Reporters Without Borders: Enemies of the Net
By Bala Shah
In its role as a media and human rights watchdog, the France-based Reporters Without Borders keeps an eye on any suppression of freedom of expression of traditional and new media. The non-profit Reporters Without Borders has consultant status at the UN. On March 12, it released its ‘Web 2.0 Versus Control 2.0’ report.
Its latest report puts a number of democracies, including Australia, “under surveillance”. Australia, because of the upcoming implementation of a highly developed Internet filtering system, and South Korea, where draconian laws are creating too many specific restrictions on Web users by challenging their anonymity and promoting self censorship.
The ‘Web 2.0 versus Control 2.0’ report lists the worst offenders
The Enemies of the Internet 2010
The “Enemies of the Internet” list drawn up again this year by Reporters Without Borders presents the worst violators of freedom of expression on the Net: Saudi Arabia, Burma, China, North Korea, Cuba, Egypt, Iran, Uzbekistan, Syria, Tunisia, Turkmenistan, and Vietnam.

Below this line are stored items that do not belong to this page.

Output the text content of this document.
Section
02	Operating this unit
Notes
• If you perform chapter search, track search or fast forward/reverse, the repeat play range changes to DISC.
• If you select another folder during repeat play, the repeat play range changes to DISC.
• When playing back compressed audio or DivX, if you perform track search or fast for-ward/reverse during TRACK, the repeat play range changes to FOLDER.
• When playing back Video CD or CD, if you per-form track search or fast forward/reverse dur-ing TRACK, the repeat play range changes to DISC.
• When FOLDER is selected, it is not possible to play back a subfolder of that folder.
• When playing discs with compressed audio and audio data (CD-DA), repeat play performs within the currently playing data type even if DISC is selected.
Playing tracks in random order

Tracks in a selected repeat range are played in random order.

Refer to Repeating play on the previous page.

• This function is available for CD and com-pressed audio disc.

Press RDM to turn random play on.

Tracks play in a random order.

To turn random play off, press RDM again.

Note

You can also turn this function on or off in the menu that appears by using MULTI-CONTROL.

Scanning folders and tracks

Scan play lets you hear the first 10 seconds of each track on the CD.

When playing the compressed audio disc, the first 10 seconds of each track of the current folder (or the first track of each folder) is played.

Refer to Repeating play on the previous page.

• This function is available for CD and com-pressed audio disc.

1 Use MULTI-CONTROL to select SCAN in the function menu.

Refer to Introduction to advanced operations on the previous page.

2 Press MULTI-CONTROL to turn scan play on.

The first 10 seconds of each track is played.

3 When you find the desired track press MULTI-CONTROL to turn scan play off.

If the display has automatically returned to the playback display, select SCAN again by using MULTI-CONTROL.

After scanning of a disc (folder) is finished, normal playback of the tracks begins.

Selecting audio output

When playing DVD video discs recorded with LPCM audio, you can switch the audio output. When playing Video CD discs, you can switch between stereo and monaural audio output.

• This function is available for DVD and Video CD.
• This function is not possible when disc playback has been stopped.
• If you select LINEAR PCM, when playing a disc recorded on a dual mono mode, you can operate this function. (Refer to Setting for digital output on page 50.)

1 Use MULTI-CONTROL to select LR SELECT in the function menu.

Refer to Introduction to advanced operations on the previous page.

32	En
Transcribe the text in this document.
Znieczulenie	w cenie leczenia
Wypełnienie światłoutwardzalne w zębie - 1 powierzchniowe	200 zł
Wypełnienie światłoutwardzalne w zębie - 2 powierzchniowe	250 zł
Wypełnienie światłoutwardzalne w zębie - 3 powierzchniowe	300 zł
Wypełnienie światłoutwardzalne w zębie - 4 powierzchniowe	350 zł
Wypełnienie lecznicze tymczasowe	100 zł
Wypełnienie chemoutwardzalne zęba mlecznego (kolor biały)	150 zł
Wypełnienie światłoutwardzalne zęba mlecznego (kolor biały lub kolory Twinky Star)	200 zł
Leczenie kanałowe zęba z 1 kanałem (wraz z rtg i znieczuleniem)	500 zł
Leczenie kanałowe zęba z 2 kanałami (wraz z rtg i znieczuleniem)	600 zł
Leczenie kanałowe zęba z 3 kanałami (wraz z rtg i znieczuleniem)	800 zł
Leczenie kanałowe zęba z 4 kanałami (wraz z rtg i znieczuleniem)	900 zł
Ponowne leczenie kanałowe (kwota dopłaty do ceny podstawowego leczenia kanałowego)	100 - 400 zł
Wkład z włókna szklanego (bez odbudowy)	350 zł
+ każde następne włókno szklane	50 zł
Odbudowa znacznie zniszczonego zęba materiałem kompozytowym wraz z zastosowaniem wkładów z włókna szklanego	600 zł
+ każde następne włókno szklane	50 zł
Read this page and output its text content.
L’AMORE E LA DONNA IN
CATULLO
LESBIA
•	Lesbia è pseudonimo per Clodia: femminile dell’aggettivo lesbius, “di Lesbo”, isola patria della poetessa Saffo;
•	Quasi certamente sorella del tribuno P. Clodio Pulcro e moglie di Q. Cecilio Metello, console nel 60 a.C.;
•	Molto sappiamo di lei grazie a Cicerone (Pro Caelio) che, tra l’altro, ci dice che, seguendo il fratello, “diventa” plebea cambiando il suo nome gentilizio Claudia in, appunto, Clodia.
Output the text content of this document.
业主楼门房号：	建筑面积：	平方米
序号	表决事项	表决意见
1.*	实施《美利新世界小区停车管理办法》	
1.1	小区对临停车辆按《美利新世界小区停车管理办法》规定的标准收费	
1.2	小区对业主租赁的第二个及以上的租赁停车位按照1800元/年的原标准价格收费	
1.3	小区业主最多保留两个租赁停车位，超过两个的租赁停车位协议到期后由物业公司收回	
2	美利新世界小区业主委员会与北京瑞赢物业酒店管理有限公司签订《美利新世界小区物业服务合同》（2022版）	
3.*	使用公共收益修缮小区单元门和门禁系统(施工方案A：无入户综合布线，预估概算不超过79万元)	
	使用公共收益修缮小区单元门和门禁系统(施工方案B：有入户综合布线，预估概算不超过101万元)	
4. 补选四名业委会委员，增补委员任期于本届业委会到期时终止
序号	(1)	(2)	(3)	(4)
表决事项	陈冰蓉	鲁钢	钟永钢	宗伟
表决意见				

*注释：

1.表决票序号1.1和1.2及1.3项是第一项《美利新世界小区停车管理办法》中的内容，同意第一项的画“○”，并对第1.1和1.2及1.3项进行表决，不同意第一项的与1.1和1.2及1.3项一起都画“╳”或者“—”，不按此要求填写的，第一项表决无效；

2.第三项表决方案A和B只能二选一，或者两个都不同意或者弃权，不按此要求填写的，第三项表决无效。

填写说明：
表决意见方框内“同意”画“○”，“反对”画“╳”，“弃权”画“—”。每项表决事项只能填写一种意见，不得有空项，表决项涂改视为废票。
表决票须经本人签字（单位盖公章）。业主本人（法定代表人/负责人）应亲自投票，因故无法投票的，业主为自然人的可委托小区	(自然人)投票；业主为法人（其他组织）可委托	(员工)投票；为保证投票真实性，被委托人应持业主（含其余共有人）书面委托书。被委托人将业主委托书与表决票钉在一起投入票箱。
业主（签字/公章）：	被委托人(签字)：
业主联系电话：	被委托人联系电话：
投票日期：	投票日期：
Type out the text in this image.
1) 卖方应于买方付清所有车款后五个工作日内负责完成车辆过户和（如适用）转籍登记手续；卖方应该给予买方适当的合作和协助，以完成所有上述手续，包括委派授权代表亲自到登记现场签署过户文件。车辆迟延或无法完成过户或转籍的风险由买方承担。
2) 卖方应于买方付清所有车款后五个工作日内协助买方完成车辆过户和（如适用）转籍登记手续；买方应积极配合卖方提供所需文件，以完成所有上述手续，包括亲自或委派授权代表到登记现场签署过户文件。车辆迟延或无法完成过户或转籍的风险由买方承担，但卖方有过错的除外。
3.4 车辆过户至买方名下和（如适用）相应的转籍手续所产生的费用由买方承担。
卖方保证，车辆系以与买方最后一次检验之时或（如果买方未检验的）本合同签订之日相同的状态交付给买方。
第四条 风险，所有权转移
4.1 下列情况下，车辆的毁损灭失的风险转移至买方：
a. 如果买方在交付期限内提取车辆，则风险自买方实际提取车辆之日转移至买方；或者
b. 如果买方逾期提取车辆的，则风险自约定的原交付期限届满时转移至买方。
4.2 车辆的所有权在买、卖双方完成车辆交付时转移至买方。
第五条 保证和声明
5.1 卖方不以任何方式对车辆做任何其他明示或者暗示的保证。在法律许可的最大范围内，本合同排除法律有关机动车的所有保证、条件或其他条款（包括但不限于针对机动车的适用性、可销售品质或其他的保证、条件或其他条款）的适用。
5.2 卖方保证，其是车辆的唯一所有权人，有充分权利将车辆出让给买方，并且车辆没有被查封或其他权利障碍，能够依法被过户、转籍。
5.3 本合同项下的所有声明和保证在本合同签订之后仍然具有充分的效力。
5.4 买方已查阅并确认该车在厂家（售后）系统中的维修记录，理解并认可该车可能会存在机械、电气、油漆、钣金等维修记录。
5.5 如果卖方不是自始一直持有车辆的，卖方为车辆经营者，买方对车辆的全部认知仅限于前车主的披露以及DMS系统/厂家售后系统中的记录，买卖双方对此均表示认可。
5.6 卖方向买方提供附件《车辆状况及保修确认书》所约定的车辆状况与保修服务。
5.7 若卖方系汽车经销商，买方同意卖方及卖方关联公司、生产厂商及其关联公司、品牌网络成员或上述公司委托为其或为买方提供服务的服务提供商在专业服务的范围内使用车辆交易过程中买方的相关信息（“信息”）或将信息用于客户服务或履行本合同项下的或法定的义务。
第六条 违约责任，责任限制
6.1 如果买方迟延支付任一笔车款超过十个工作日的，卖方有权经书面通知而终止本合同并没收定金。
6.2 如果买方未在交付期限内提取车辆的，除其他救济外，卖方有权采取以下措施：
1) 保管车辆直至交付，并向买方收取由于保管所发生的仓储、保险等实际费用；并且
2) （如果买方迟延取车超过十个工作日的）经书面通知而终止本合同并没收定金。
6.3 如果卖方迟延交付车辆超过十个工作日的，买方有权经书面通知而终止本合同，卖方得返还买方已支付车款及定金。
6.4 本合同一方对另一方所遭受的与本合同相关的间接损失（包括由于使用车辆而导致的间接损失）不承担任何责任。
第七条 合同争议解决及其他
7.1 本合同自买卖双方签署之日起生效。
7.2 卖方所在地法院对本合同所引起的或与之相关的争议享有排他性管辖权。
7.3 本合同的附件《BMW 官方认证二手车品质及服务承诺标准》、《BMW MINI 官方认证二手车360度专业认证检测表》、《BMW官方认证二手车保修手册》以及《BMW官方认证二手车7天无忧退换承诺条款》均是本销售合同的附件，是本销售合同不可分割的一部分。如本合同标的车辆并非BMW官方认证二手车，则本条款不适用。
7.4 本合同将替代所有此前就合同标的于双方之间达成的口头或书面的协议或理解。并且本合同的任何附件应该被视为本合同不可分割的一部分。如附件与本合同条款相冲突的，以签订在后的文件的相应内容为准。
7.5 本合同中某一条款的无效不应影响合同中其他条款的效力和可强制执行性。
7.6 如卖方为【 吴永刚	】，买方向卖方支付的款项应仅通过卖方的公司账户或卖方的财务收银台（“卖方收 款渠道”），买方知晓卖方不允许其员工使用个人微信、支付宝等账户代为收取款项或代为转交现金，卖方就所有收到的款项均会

Some of these countries are determined to use any means necessary to prevent their citizens from having access to the Internet: Burma, North Korea, Cuba, and Turkmenistan – countries in which technical and financial obstacles are coupled with harsh crackdowns and the existence of a very limited Intranet. Internet shutdowns or major slowdowns are commonplace in periods of unrest. The Internet’s potential as a portal open to the world directly contradicts the propensity of these regimes to isolate themselves from other countries. Saudi Arabia and Uzbekistan have opted for such massive filtering that their Internet users have chosen to practice self-censorship. For economic purposes, China, Egypt, Tunisia and Vietnam have wagered on a infrastructure development strategy while keeping a tight control over the Web’s political and social content (Chinese and Tunisian filtering systems are becoming increasingly sophisticated), and they are demonstrating a deep intolerance for critical opinions. The serious domestic crisis that Iran has been experiencing for months now has caught netizens and the new media in its net; they have become enemies of the regime.